Friedensnobelpreis: Zensur nach der Ehrung

China ignoriert seinen Friedensnobelpreisträger. Die meisten Chinesen dürften gar nicht wissen, dass einer ihrer Landsleute die Auszeichnung erhalten hat.

Nimmt man die Zahl der Polizeiwagen vor dem norwegischen Pavillon auf dem Expogelände in Schanghai als Indikator, scheint sich das Verhältnis zwischen China und Norwegen wieder zu bessern. Drei Polizeiwagen waren am Samstagmittag zum Pavillon beordert worden, offenbar um anti-norwegische Demonstranten unter Kontrolle zu halten, die gegen die Vergabe des Friedensnobelpreises an den inhaftierten chinesischen Dissidenten Liu Xiaobo protestieren könnten. „Doch es ist alles normal geblieben“, berichtet Philip Lote, Kommunikationsdirektor des norwegischen Expo-Beitrages. Später parkten noch zwei Polizeiwagen vor dem Pavillon, am Sonntag war es nur noch einer.

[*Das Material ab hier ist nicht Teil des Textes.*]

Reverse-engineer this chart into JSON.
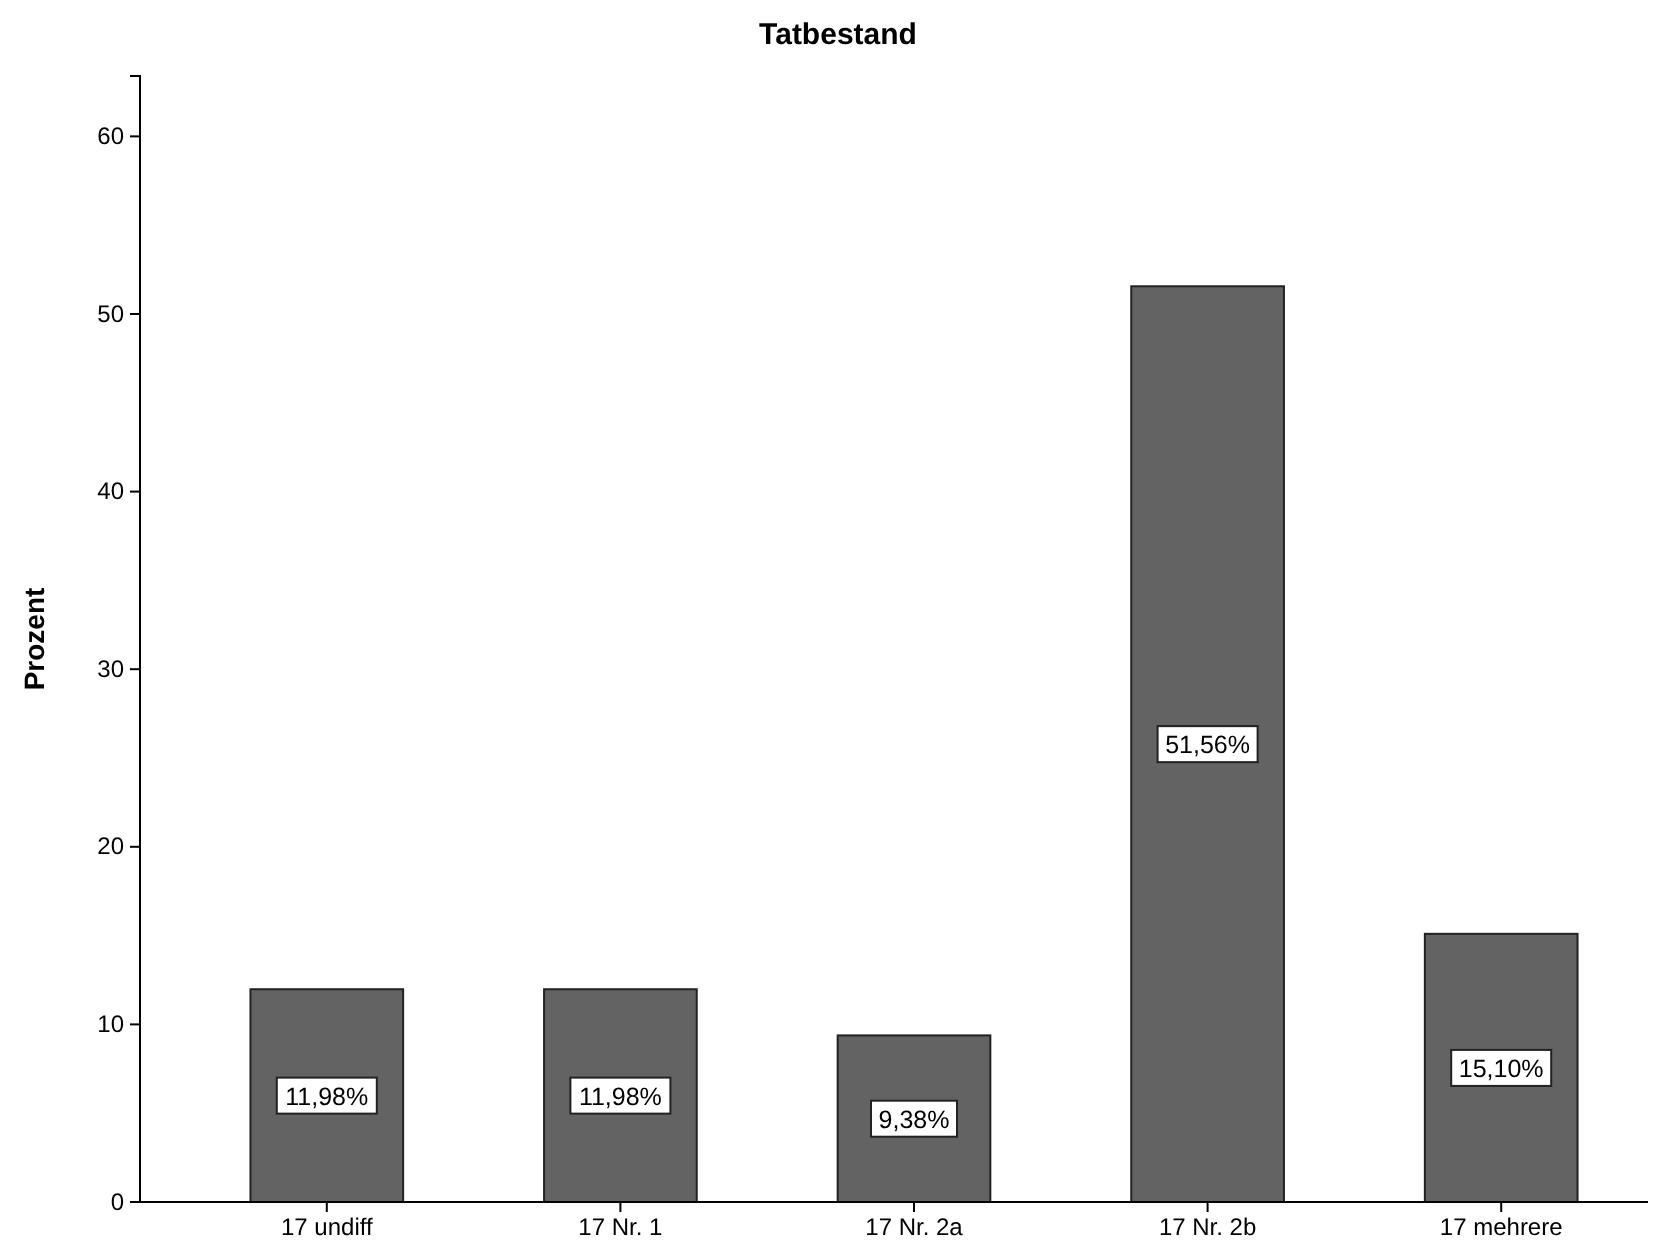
{
  "chart_data": {
    "type": "bar",
    "title": "Tatbestand",
    "ylabel": "Prozent",
    "categories": [
      "17 undiff",
      "17 Nr. 1",
      "17 Nr. 2a",
      "17 Nr. 2b",
      "17 mehrere"
    ],
    "values": [
      11.98,
      11.98,
      9.38,
      51.56,
      15.1
    ],
    "value_labels": [
      "11,98%",
      "11,98%",
      "9,38%",
      "51,56%",
      "15,10%"
    ],
    "color": "#636363",
    "ylim": [
      0,
      63.4
    ],
    "yticks": [
      0,
      10,
      20,
      30,
      40,
      50,
      60
    ],
    "grid": false
  }
}
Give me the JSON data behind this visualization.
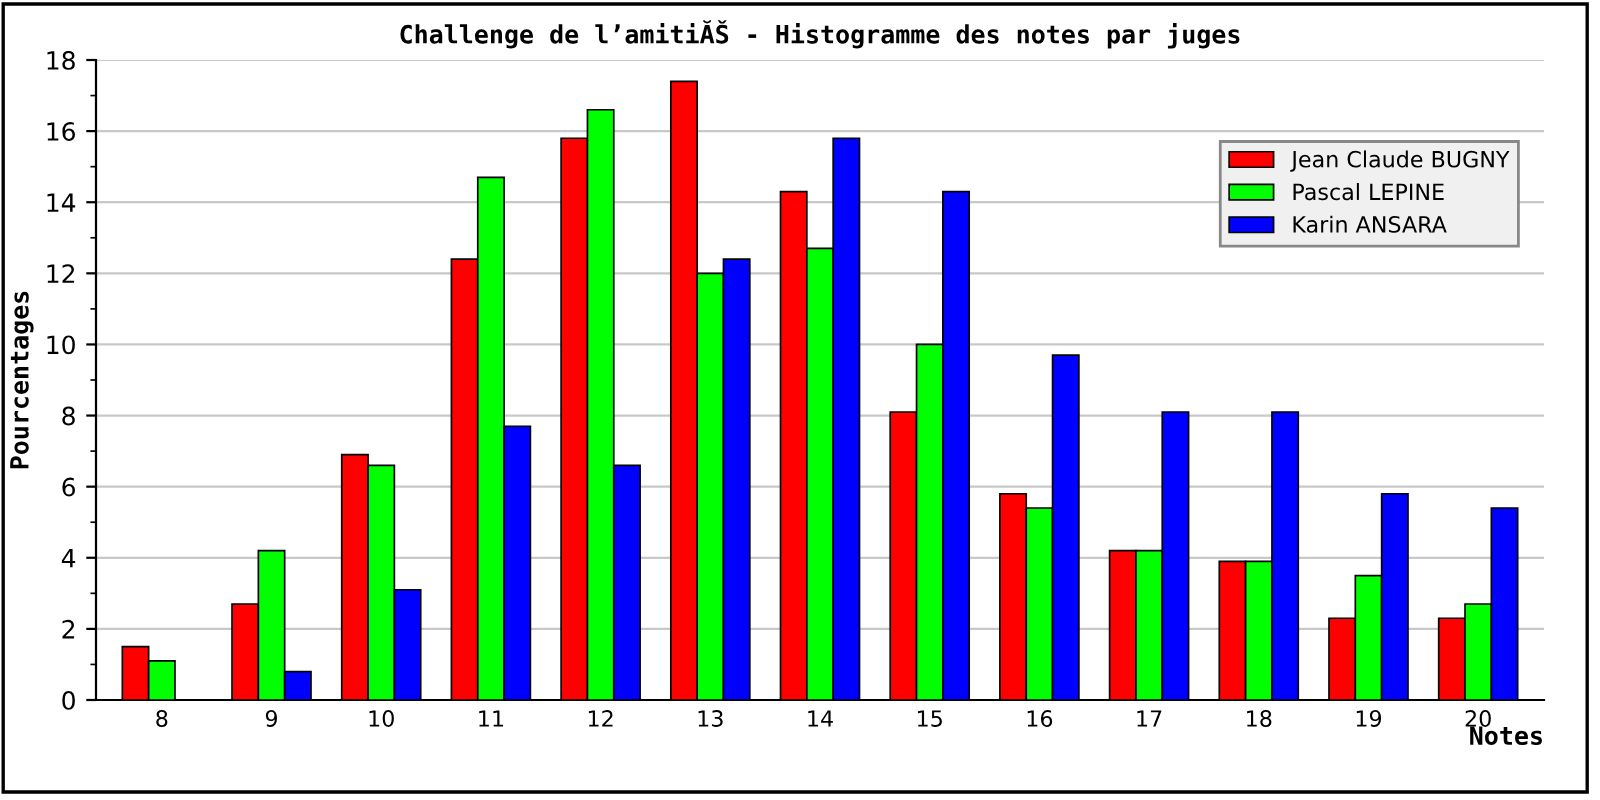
{
  "chart_data": {
    "type": "bar",
    "title": "Challenge de l’amitiĂŠ - Histogramme des notes par juges",
    "xlabel": "Notes",
    "ylabel": "Pourcentages",
    "categories": [
      "8",
      "9",
      "10",
      "11",
      "12",
      "13",
      "14",
      "15",
      "16",
      "17",
      "18",
      "19",
      "20"
    ],
    "series": [
      {
        "name": "Jean Claude BUGNY",
        "color": "#ff0000",
        "values": [
          1.5,
          2.7,
          6.9,
          12.4,
          15.8,
          17.4,
          14.3,
          8.1,
          5.8,
          4.2,
          3.9,
          2.3,
          2.3
        ]
      },
      {
        "name": "Pascal LEPINE",
        "color": "#00ff00",
        "values": [
          1.1,
          4.2,
          6.6,
          14.7,
          16.6,
          12.0,
          12.7,
          10.0,
          5.4,
          4.2,
          3.9,
          3.5,
          2.7
        ]
      },
      {
        "name": "Karin ANSARA",
        "color": "#0000ff",
        "values": [
          null,
          0.8,
          3.1,
          7.7,
          6.6,
          12.4,
          15.8,
          14.3,
          9.7,
          8.1,
          8.1,
          5.8,
          5.4
        ]
      }
    ],
    "ylim": [
      0,
      18
    ],
    "yticks": [
      0,
      2,
      4,
      6,
      8,
      10,
      12,
      14,
      16,
      18
    ],
    "grid": "y",
    "legend": "top right"
  }
}
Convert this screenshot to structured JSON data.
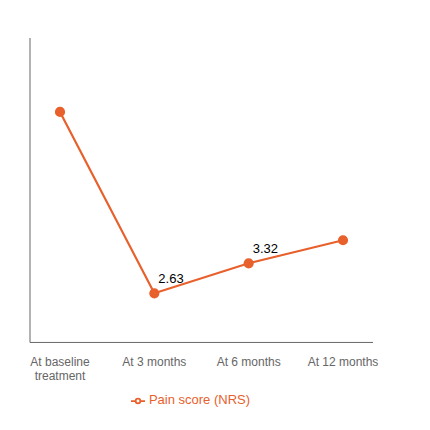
{
  "chart_data": {
    "type": "line",
    "categories": [
      "At baseline\ntreatment",
      "At 3 months",
      "At 6 months",
      "At 12 months"
    ],
    "series": [
      {
        "name": "Pain score (NRS)",
        "color": "#E8602C",
        "values": [
          6.8,
          2.63,
          3.32,
          3.85
        ],
        "value_labels": [
          null,
          "2.63",
          "3.32",
          null
        ],
        "marker": "o"
      }
    ],
    "ylim": [
      1.5,
      8.5
    ],
    "tick_labels": "x",
    "legend": "bottom"
  }
}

Die meisten Chinesen dürften gar nicht wissen, dass einer ihrer Landsleute in Oslo den Friedensnobelpreis erhalten hat. Oder sie kennen nur die offizielle staatliche Xinhua-Meldung, wonach China über die Vergabe an einen „Kriminellen“ empört ist. Wer mehr erfahren will, muss die Internet-Zensur technisch umgehen und zum Beispiel die Internetseite des Hongkonger Informationszentrums für Menschenrechte und Demokratie aufrufen. Dort wurde berichtet, dass der in Jinzhou in der Provinz Liaoning inhaftierte Liu Xiaobo am Sonntag von seiner Frau Liu Xia über die Auszeichnung mit dem Friedensnobelpreis 2010 informiert wurde. Und die US-Gruppe „Freedom Now“ berichtete, der 54-Jährige sei daraufhin in Tränen ausgebrochen und habe erklärt, die Verleihung sei für „die Märtyrer vom Tiananmen“.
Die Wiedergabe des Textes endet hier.